While it was concluded, as illustrated in Figure 8, that the Cheng et al. molybdenum was supplied in a slightly worked condition with an initial ${\widehat{\sigma }}_{\epsilon }$ = 343 MPa, the strain that yielded this hardening was only estimated at 20%. The model parameters ${\widehat{\sigma }}_{\epsilon so}$ and θ_II listed above depend strongly on the assumed initial strain. Figure 13a,b show the equivalent plot to Figure 12a with the initial strains assumed to be 10% (Figure 13a) and 30% (Figure 13b). The plots are all very similar. The fits to the data are perhaps better in Figure 12a and Figure 13b than in Figure 13a, but there is no way to discern the actual initial strain from these analyses. The strain induced by a warm working operation is unlikely to be less than 20%, since this may not ensure uniform deformation across the work piece, which would be undesirable. Thus, it seems likely that the strain is somewhere in the vicinity of 20% to 30%.

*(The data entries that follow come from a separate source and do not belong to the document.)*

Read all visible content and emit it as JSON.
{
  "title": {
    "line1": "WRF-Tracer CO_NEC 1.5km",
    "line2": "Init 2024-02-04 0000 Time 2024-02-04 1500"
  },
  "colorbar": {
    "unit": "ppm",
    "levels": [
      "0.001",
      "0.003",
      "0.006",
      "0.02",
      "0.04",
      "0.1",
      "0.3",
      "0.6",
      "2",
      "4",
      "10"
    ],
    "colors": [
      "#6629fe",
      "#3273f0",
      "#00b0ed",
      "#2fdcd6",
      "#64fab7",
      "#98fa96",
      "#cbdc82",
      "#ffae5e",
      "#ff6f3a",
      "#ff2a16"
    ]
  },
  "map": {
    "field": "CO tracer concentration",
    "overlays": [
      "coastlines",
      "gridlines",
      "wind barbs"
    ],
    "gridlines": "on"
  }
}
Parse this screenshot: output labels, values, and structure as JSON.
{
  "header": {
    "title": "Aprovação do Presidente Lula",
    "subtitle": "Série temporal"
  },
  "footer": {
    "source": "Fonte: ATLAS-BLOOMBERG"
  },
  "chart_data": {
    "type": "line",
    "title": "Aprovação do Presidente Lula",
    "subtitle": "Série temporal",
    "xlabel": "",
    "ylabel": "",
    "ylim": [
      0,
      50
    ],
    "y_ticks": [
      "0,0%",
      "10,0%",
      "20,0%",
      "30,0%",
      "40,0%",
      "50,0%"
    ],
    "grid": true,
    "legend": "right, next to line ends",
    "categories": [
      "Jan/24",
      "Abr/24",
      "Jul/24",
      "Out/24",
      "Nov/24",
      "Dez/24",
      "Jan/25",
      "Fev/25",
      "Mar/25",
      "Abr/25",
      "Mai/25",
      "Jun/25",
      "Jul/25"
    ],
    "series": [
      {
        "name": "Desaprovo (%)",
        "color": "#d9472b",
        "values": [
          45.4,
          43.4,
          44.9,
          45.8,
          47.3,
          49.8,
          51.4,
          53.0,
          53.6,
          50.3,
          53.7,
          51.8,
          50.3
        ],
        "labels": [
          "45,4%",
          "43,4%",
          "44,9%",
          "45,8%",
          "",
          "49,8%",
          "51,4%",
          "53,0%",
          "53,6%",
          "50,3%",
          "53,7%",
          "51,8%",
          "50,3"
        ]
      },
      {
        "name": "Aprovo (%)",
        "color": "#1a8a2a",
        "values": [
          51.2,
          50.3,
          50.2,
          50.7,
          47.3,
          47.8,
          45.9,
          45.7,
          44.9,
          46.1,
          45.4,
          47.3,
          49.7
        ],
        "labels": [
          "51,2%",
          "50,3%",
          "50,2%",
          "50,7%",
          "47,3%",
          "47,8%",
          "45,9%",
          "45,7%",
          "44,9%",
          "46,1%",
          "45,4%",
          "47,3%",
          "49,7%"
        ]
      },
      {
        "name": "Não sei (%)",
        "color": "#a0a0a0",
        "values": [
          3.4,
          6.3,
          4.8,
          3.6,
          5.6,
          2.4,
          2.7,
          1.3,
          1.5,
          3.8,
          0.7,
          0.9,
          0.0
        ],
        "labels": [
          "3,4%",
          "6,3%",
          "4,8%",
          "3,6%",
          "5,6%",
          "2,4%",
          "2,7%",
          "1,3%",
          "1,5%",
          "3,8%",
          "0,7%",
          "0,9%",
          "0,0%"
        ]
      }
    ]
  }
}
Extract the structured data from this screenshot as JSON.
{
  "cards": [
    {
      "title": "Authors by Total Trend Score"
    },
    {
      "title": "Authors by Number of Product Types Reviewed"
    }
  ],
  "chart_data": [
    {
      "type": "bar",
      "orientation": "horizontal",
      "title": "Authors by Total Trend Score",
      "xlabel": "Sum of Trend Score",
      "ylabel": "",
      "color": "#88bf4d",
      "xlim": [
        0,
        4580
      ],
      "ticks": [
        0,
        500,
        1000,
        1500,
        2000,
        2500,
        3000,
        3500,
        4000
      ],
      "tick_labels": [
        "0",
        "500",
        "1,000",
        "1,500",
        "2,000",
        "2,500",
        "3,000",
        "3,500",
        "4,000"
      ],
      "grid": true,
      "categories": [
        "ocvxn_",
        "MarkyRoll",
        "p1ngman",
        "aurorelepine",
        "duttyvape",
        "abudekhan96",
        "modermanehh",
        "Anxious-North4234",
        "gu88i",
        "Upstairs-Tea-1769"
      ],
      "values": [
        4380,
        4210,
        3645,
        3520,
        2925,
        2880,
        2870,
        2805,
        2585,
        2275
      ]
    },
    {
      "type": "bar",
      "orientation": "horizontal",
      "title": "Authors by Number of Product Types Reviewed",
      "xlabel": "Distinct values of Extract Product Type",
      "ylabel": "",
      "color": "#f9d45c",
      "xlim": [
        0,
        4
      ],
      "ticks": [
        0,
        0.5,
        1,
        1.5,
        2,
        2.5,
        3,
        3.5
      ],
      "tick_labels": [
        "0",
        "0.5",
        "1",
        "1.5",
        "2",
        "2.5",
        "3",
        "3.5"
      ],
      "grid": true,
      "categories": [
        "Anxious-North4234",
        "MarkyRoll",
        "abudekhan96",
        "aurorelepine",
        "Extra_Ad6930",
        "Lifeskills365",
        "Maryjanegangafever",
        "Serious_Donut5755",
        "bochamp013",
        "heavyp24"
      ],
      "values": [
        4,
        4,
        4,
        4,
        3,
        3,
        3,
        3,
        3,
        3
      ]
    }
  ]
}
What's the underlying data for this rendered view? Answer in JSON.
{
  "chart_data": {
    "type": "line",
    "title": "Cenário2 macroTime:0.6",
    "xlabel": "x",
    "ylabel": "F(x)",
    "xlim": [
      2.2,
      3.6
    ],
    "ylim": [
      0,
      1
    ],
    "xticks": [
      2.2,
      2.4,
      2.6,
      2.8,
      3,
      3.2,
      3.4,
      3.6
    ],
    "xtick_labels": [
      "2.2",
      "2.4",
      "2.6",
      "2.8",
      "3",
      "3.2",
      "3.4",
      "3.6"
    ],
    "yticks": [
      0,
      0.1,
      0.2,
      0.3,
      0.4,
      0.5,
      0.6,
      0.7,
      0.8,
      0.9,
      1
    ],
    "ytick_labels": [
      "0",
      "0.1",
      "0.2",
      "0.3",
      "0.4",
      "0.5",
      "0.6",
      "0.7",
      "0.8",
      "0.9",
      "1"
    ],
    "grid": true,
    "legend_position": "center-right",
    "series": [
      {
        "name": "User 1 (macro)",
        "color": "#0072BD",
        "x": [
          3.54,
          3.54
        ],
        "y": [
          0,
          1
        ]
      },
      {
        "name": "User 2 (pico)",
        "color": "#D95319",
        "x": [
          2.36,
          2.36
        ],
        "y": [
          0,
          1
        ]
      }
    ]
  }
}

Table 5. Evolution model parameters for the three assumed initial strains.

Model Parameter	Assumed Initial Strain
	0.20	0.10	0.30
	Figure 12a	Figure 13a	Figure 13b
${\widehat{\sigma }}_{\epsilon so}$	2226 MPa	1432 MPa	3285 MPa
$g_{\epsilon so}$	0.0852	0.116	0.0732
A0	1550 MPa	2600 MPa	1100 MPa
A1	0	0	0

lists the evolution law model parameters for all three assumed initial strains. The assumed initial strain has a large impact on these model parameters.

5. Conclusions

Caution is recommended when applying the MTS constitutive formalism to a material that is supplied in a worked condition. In this case, the initial dislocation density will not be negligible, which could:

(1)

Confound the analysis of the variation of the yield stress with temperature and strain rate. Equation (1) rather than Equation (3) is the governing kinetic equation. However, the researcher may not have sufficient information to assess the magnitude of the ${\widehat{\sigma }}_{\epsilon }$ term in this Equation (1). The strengthening contribution due to the existing stored dislocation density would be mistakenly added to the strengthening contribution, for instance, due to solute additions. Then, mechanical threshold stress values and the normalized activation energies would not represent the true strengthening contributions.

(2)

Introduce errors in the analysis of continued structure evolution due to dislocation accumulation. The saturation threshold stress values and the activation energy due to dynamic recovery in Equation (5) would be under estimated.

These errors can be mitigated when:

(1)

Prior knowledge is available of the applicable activation energies for the operative strengthening mechanisms in Equation (1), and

(2)

The material supplier is able to report the strains introduced during the final warm-working process.